Shaan brings romance to the Qutb with a little help from a bescarfed Aamir Khan in Chand Sifarish from Fanaa. This is a classic example of how Bollywood forces you to suspend disbelief in the face of its honeyed words and hummable tunes. How else did they get us to associate an austere minaret, mark of a Sultan’s towering ambition, with a sappy-but-oh-so-catchy love song.
Golden Temple, Amritsar
The location here is as significant as the protagonists themselves. The shining Golden Temple in the background stands in for the purity of heart of our hero, Shah Rukh playing a regular guy wedded to his principles—and to Anushka Sharma. The film Rab Ne Bana Di Jodi has a fairly patronising premise but Tujhme Rab Dikhta Hain and the location where it is shot elevates the story and gives it some depth.
In a film that’s an ode to the syncretic fabric of Delhi’s Old City is a spiritual song infused with the fragrance of Sufism and set where else but at the Jama Masjid, in the heart of Shahjahanabad. So beautifully apt.

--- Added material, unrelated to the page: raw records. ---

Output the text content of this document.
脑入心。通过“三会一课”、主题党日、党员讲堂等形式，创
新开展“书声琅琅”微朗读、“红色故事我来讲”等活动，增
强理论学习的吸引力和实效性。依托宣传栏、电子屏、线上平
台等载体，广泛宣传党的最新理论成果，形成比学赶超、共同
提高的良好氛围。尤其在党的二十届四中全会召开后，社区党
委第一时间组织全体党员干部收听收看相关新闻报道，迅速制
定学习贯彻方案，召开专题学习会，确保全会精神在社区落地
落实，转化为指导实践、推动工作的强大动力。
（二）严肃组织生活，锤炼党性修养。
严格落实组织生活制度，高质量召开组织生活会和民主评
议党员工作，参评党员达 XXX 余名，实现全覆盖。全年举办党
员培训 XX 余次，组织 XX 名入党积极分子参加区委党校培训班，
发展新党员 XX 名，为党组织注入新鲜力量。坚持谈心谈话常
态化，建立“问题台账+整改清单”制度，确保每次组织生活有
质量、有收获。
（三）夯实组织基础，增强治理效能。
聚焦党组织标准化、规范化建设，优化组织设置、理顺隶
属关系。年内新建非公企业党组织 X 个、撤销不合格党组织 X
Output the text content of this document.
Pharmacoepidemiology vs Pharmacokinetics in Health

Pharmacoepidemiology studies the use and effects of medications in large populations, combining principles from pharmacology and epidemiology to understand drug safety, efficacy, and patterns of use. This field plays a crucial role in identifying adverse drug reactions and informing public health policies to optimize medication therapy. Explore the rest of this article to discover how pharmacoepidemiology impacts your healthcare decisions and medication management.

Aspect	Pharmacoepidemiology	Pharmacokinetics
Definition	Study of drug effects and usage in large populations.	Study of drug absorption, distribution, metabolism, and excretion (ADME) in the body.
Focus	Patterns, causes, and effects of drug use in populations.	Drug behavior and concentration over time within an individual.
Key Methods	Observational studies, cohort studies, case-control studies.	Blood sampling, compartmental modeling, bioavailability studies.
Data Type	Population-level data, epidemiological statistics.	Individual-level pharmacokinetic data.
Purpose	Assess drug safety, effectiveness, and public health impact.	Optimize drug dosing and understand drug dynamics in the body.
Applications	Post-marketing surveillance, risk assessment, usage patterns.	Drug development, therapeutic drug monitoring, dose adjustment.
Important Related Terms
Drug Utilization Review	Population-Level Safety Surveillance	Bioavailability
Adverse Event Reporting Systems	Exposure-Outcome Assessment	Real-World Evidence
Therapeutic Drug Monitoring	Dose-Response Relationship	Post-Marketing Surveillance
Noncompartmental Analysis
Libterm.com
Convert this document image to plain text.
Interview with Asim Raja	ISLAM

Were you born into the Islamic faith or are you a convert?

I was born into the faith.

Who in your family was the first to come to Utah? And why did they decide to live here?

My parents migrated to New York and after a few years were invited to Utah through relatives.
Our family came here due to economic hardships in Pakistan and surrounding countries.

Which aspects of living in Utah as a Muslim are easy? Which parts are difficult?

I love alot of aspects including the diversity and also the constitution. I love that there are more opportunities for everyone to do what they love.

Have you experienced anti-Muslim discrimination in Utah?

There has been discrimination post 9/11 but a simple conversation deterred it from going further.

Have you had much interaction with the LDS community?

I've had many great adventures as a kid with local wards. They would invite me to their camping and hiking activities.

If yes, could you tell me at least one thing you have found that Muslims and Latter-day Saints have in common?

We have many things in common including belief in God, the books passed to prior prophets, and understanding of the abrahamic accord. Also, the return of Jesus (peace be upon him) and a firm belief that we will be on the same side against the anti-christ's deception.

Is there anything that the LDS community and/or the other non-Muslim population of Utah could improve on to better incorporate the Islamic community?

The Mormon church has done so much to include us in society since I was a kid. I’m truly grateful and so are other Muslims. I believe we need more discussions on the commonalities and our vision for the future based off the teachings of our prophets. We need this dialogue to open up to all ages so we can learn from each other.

When you watch the song below you’ll appreciate the effort it must have taken to compose the frame above. Fatehpur Sikri sprawls in all directions like the Mughal symbol of victory it was built to be; it’s no mean task for a photographer to capture all the little architectural details while still giving the viewer an idea of its massive scale. The only thing it’s missing is colour, without which you cannot do justice to the red sandstone pavilions. For that, we have this song from Pardes.
Martand Sun Temple
These sacred ruins are the scene of a tortured cri de cœur by Vishal Bhardwaj’s modern day Hamlet in and as Haider. The director came in for some criticism for depicting in a sinister light this ravaged 8th-century temple to the sun built during the reign of the ancient Karkota dynasty of Kashmir. Nineteenth-century photographer Samuel Bourne, however, does full justice to the majesty and desolation of the Martand Sun Temple.